Grouper, along with Napoleon Wrasse, is one of the most highly demanded species in the live fish trade—this is unfortunate, as it is also one of the reef species vital to the preservation of the coral ecosystems.

Tadadak, holding a grouper at the cages off Tomian Island.

The coral triangle is a veritable Amazon of the oceans—home to thousands upon thousands of species of whales, sharks, turtles, tuna and other reef fish, many of which are critically endangered.

So how do you protect six million square kilometres of ocean, seventy-six per cent of the world’s coral species, blue whales, dugongs, turtles, pymgy seahorses, and more than a million humans?

I initially came out to Indonesia in order to explore the potential of incorporating some of the Bajau’s indigenous knowledge of the ocean into marine conservation strategies, but the reality is that the Bajau as much as anybody are now responsible for a lot of the destructive fishing that is taking place in the coral triangle region.
Personally, I feel that in order to enact a genuinely sustainable and meaningful conservation program for the coral triangle region, we need to empower groups such as the Bajau to look after and curate their own environments.

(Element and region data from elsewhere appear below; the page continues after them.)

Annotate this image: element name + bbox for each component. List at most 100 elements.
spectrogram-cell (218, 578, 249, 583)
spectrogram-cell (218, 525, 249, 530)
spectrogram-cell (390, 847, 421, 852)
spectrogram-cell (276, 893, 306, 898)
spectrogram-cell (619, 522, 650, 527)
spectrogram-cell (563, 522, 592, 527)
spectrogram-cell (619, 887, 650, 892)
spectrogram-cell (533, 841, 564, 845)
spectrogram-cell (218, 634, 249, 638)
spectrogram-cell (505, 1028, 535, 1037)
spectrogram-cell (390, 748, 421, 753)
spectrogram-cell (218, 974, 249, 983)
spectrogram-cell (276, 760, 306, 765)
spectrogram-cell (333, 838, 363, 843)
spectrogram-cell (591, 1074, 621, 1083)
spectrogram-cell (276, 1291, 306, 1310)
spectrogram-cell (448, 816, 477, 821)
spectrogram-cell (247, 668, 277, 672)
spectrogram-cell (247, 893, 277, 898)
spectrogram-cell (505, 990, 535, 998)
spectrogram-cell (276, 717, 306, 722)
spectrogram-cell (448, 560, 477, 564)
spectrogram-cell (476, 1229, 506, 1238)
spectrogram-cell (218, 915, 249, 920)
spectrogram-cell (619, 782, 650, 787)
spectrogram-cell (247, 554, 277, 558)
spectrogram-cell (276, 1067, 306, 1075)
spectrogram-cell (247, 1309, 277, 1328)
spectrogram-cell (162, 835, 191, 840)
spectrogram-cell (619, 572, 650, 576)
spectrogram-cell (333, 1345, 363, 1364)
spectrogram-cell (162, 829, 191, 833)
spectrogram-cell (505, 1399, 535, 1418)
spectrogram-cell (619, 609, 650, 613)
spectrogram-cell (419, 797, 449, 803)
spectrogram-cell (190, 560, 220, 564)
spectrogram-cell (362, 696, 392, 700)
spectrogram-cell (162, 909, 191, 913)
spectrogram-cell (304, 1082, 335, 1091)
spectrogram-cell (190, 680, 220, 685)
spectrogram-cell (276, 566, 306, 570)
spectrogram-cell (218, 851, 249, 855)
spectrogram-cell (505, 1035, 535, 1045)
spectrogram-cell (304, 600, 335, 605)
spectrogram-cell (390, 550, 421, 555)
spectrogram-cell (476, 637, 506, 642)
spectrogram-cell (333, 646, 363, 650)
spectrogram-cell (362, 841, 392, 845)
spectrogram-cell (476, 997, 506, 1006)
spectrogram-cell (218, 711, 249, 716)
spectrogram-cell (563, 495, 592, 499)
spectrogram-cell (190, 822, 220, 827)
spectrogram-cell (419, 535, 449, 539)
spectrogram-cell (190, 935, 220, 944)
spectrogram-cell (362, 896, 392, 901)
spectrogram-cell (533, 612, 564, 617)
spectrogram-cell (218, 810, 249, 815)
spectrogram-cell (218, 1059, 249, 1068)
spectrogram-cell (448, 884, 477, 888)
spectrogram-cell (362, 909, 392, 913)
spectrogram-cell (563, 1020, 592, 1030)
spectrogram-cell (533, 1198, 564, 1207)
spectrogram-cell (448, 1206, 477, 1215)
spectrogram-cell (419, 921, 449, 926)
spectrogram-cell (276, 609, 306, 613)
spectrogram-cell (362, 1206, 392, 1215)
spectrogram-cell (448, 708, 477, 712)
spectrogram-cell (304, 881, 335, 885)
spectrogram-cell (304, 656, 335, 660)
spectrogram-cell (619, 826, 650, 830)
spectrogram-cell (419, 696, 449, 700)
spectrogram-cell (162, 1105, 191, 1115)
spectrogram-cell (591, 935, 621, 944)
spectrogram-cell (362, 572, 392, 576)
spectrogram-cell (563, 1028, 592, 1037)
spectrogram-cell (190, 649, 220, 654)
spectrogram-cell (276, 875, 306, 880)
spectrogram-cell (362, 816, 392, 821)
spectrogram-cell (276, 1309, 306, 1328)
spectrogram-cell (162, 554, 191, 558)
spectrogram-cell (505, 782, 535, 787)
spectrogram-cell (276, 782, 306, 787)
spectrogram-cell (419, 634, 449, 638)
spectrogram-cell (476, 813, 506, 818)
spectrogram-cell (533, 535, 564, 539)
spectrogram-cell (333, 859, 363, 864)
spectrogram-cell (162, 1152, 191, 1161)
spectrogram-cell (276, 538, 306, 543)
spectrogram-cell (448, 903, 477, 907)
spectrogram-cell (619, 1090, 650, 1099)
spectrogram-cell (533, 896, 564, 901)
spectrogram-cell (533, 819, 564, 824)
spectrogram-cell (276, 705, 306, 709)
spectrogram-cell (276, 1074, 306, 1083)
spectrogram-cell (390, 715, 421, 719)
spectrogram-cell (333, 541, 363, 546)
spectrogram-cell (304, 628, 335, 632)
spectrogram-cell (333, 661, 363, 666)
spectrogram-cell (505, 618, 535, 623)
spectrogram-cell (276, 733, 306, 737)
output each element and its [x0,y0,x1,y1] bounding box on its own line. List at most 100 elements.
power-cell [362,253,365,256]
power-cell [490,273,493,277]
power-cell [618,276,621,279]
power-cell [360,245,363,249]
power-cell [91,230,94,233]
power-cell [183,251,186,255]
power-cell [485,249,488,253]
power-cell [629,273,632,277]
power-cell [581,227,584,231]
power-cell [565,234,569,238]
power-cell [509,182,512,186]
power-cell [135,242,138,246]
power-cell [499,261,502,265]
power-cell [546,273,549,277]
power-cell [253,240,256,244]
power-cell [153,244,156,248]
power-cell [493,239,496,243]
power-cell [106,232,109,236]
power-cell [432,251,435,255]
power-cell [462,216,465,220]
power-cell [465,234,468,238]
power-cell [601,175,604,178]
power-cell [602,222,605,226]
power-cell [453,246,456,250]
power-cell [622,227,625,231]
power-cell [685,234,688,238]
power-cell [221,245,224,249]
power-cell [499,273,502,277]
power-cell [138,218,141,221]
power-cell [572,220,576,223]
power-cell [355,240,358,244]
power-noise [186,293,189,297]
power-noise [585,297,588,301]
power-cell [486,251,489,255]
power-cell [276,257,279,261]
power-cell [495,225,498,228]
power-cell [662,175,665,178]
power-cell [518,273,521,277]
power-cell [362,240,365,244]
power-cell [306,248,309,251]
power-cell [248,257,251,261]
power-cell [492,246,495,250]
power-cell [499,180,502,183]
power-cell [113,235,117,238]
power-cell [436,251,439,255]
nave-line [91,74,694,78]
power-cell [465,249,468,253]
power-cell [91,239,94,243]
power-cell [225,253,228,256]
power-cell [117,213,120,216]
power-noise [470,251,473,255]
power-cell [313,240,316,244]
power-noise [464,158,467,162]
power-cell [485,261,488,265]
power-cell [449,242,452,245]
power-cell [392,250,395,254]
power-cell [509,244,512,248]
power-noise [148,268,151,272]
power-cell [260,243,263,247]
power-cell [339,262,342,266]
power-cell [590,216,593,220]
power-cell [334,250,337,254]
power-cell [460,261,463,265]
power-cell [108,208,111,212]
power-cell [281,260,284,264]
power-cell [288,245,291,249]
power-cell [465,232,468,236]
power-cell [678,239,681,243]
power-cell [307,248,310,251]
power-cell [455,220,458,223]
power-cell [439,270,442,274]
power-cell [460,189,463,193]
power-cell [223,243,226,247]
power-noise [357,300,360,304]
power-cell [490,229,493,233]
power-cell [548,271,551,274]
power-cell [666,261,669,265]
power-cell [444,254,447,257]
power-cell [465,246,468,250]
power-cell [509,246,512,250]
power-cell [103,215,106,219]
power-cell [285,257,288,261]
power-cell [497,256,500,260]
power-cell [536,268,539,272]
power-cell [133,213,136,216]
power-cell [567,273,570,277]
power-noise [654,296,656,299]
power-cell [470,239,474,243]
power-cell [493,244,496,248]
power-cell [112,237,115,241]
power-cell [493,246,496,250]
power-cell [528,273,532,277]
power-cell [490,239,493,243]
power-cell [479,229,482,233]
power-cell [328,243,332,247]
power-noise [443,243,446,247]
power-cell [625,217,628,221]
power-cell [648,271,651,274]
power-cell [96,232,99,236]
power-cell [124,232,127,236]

A shipment of live reef fish from Sulawesi in unloaded in Bali - a stop over on en route to Hong Kong and mainland China. Bali, Indonesia.

The grouper are transported to a holding facility in Bali, where they are kept in live fish tanks and wait to be flown to Hong Kong and mainland China.

If the fish have been caught using cyanide they are also injected with tetracycline in order to reduce the mortality rate. The antibiotic can stay in a fish's system for up to a week. Wakatobi, Indonesia.

After travelling thousand of miles, the red spotted grouper eventually ends up on a plate in Hong Kong's renowned Jumbo restaurant where at just under a pound it sells for 1000 HK dollars (130 USD).